Francisco Arellano: 18 años como organillero en Bellas Artes entre tradición y sacrificio
Organillero en Bellas Artes: 18 años de tradición y sacrificio

La música que resiste: un organillero frente a Bellas Artes

En el costado del majestuoso Palacio de Bellas Artes, en el corazón del Centro Histórico de la Ciudad de México, el sonido característico del organillo se funde con el bullicio urbano, creando un paisaje sonoro que define la identidad capitalina. Para turistas, trabajadores y paseantes, esta música representa una tradición viva, pero detrás de cada nota hay una historia de dedicación y esfuerzo.

Francisco Arellano: casi dos décadas al servicio de la tradición

Francisco Arellano lleva aproximadamente 18 años ejerciendo como organillero, un oficio al que llegó por invitación de un amigo de la escuela. Desde entonces, ha aprendido a dominar el instrumento y a adaptarse a las dinámicas del trabajo en la vía pública, instalándose diariamente junto al icónico edificio para ofrecer su música durante largas jornadas.

Muchos asumen que esta labor es sencilla, pero Francisco desmiente esta percepción: "Implica un gran esfuerzo físico, permanecer de pie durante horas y cargar con el peso del instrumento cada día". El organillo, más que un simple aparato musical, es una carga literal y simbólica que transporta consigo la herencia cultural de la ciudad.

La economía detrás de la música

Los ingresos diarios de Francisco oscilan entre 400 y 500 pesos, cifra que fluctúa según la afluencia de turistas y transeúntes en la zona. Sin embargo, este monto no representa ganancia neta, ya que debe destinar una parte significativa al mantenimiento del organillo y al pago del espacio donde lo resguarda.

Esta realidad económica lo ha llevado a buscar un segundo empleo en la Distribuidora de Dulces Gómez, ubicada en Eje Central Lázaro Cárdenas 1179, colonia Nueva Industrial Vallejo, alcaldía Gustavo A. Madero. Allí gana aproximadamente 2,500 pesos semanales, ingresos que complementan su economía y le permiten cubrir gastos personales.

Organización y futuro del oficio

Los organilleros de la ciudad cuentan con una unión gremial que gestiona permisos, trámites y coordinación para trabajar en diversas zonas o participar en eventos especiales. Aunque no es un sindicato formal, esta organización provee cierto apoyo colectivo a quienes mantienen viva esta tradición.
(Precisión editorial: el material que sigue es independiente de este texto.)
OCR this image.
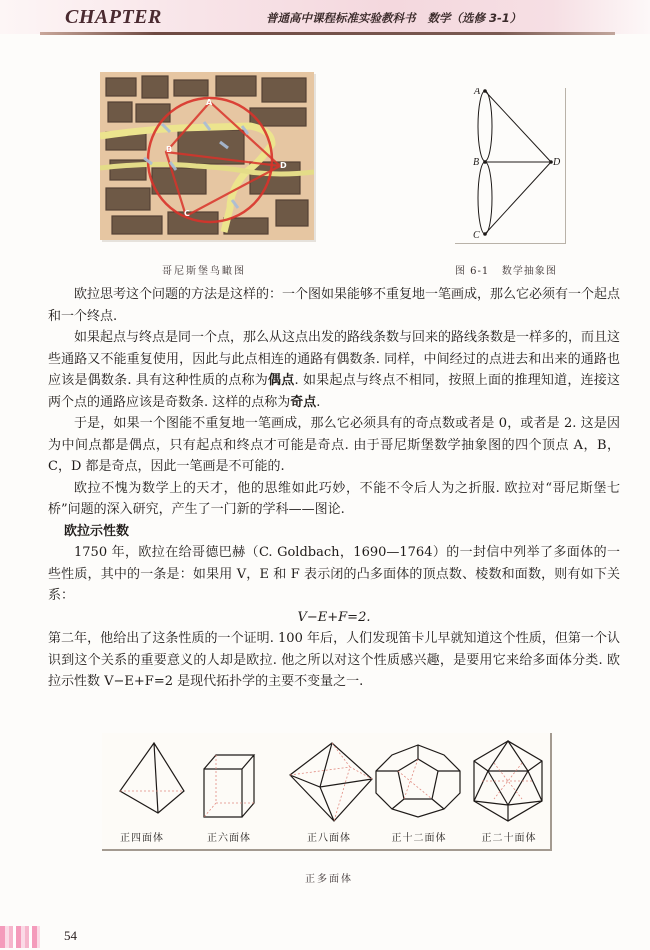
CHAPTER	普通高中课程标准实验教科书   数学（选修 3-1）
A
B
C
D
哥尼斯堡鸟瞰图
A
B
C
D
图 6-1   数学抽象图

欧拉思考这个问题的方法是这样的：一个图如果能够不重复地一笔画成，那么它必须有一个起点和一个终点.

如果起点与终点是同一个点，那么从这点出发的路线条数与回来的路线条数是一样多的，而且这些通路又不能重复使用，因此与此点相连的通路有偶数条. 同样，中间经过的点进去和出来的通路也应该是偶数条. 具有这种性质的点称为偶点. 如果起点与终点不相同，按照上面的推理知道，连接这两个点的通路应该是奇数条. 这样的点称为奇点.

于是，如果一个图能不重复地一笔画成，那么它必须具有的奇点数或者是 0，或者是 2. 这是因为中间点都是偶点，只有起点和终点才可能是奇点. 由于哥尼斯堡数学抽象图的四个顶点 A，B，C，D 都是奇点，因此一笔画是不可能的.

欧拉不愧为数学上的天才，他的思维如此巧妙，不能不令后人为之折服. 欧拉对“哥尼斯堡七桥”问题的深入研究，产生了一门新的学科——图论.

欧拉示性数

1750 年，欧拉在给哥德巴赫（C. Goldbach，1690—1764）的一封信中列举了多面体的一些性质，其中的一条是：如果用 V，E 和 F 表示闭的凸多面体的顶点数、棱数和面数，则有如下关系：

V−E+F=2.

第二年，他给出了这条性质的一个证明. 100 年后，人们发现笛卡儿早就知道这个性质，但第一个认识到这个关系的重要意义的人却是欧拉. 他之所以对这个性质感兴趣，是要用它来给多面体分类. 欧拉示性数 V−E+F=2 是现代拓扑学的主要不变量之一.

正四面体	正六面体	正八面体	正十二面体	正二十面体
正多面体
54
Francisco vislumbra un futuro promisorio para el organillo, considerando que es una "tradición que identifica a la Ciudad de México". Existen gestiones para lograr un mayor reconocimiento cultural y patrimonial del oficio, y eventos internacionales como el Mundial de Fútbol 2026 podrían incrementar el turismo en el Centro Histórico, beneficiando directamente a los organilleros.

Una jornada típica y vida personal

La rutina de Francisco comienza entre las 10 y 11 de la mañana, cuando llega al Centro Histórico para instalarse y comenzar a tocar. Permanece varias horas en el lugar, dependiendo de la respuesta del público y la cooperación voluntaria que reciba.

En su vida personal, Francisco no tiene hijos, pero comparte su hogar con un perro y un gato, a quienes considera parte fundamental de su familia. Esta sencillez contrasta con la riqueza cultural que representa su labor diaria.

Reflexión final: tradición y supervivencia

Mientras el sonido del organillo continúa resonando en los alrededores de Bellas Artes, la historia de Francisco Arellano encapsula la realidad de numerosos trabajadores de oficios tradicionales en la capital mexicana. Son personas que, con dedicación y sacrificio, mantienen vivas las tradiciones que definen la identidad cultural de la ciudad, enfrentando jornadas extenuantes y la necesidad de múltiples empleos para asegurar su sustento.

El organillo no es solo un instrumento musical; es un símbolo de resistencia cultural, un testimonio de que algunas tradiciones, aunque demandantes, persisten gracias al esfuerzo de quienes las encarnan día tras día en las calles de la Ciudad de México.